Questions for the future

Although we now have a much clearer picture about how the brain contributes to metabolic homeostasis than we did a decade ago, many questions still remain. CNS perturbations have been seen to modulate processes such as glucose production and lipid metabolism in the periphery, but the circuits and mechanisms that intervene between the brain and systemic nutrient handling are poorly defined. Certainly, the SNS contributes to some of the outcomes, such as in the promotion of glucose disposal into skeletal muscle. Similarly, vagotomy — including sub-diaphragmatic vagotomy — prevents many of the changes in hepatic-glucose metabolism that occur in response to intracerebroventricular or MBH-directed injections, suggesting that the parasympathetic nervous system has a role3. Additionally, the control of glucagon secretion may contribute to the suppression of blood glucose by CNS leptin76. Determining how each of these systems contributes to the various responses to brain nutrient and hormone action, and the specific brain regions and circuits that control the response, will be important for our understanding of the physiology of metabolism.
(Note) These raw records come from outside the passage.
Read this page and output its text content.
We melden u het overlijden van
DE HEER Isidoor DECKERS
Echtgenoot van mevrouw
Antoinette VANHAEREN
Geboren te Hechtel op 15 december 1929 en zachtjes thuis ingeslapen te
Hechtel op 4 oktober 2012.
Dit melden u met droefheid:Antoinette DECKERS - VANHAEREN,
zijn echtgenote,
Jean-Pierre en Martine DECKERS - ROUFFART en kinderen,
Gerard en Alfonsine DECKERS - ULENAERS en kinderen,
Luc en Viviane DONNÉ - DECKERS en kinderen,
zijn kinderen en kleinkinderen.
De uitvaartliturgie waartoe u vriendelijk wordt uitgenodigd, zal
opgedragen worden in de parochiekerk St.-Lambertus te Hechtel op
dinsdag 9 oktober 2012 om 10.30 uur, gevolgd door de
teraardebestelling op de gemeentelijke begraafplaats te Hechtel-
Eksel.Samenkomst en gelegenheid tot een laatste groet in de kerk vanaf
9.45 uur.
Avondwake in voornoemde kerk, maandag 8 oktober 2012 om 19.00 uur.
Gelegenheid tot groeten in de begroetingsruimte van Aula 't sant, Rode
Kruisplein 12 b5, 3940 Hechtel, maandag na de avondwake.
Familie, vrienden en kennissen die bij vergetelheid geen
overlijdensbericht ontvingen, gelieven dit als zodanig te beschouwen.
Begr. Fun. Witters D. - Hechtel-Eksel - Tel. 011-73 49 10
Within the brain itself, we have an enormous amount left to learn. In addition to resolving the mechanisms through which the leptin and melanocortin systems contribute to various metabolic conditions, perhaps the most important issue to resolve is the cellular specificity of the system. Clearly, some progress has been made in this regard, especially in the arcuate nucleus, for which some genetic reagents are available for use in analysis; however, we desperately need other methods of genetic analysis to examine defined subpopulations of ventromedial-nucleus and arcuate-nucleus neurons, and to clarify the roles of other hypothalamic and brainstem circuits that have been implicated in metabolic control.